Unspecified federal networks have been targeted in a coordinated spear-phishing attack, according to a research team at Palo Alto Networks. The group disclosed that an advanced hacking group known as the Sofacy group sent malware-laced emails to a U.S. government agency last month.
The email came from the apparently compromised email address of another country's foreign ministry and purported to be about a NATO exercise.
Palo Alto Networks is not disclosing the name of the U.S. agency, or whether an agency user ended up clicking on the attachment and executing the malware. Russian hackers have long targeted U.S. government networks – it was reportedly Russian spear phishers who breached the Joint Chiefs of Staff unclassified email network last year, leaving it hampered for two weeks.
Bryan Lee, an analyst at Palo Alto Networks, described the Sofacy group as a "bull in the china shop" in that the hackers reuse a lot of their code and sometimes don't do much to cover their tracks.
Lee and his colleagues noticed something unusual about the registry key the hackers used in the attack: it does not run a certain file automatically, but rather only when a user opens a Microsoft Office application.
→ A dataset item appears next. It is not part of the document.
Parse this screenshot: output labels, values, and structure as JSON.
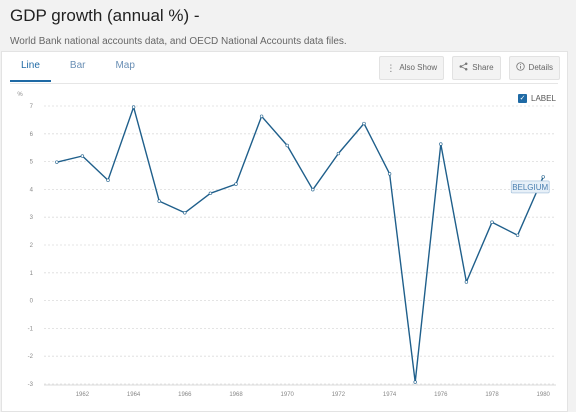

"An added benefit for the threat actor to using this specific tactic for persistence is that it requires user interaction to load and execute the malicious payload, which can cause challenges for detection in automated sandboxes," Lee and a colleague wrote in a blog post.
Spear phishing is a longstanding problem at the Defense Department, and defense officials say they are penalizing DOD users who succumb to the trick emails. The department has also neutered links in emails, forcing users to copy and paste URLs.
Nonetheless, U.S. agencies – or any other organization – will likely never stamp out spear phishing altogether because of human error.
Lee sees the spear-phishing challenge as one of both people and technology, with a combination of education and software tools raising the threshold of defense against breaches. "It's just human nature that we want to trust each other," Lee said, explaining the enduring effectiveness of spear phishing.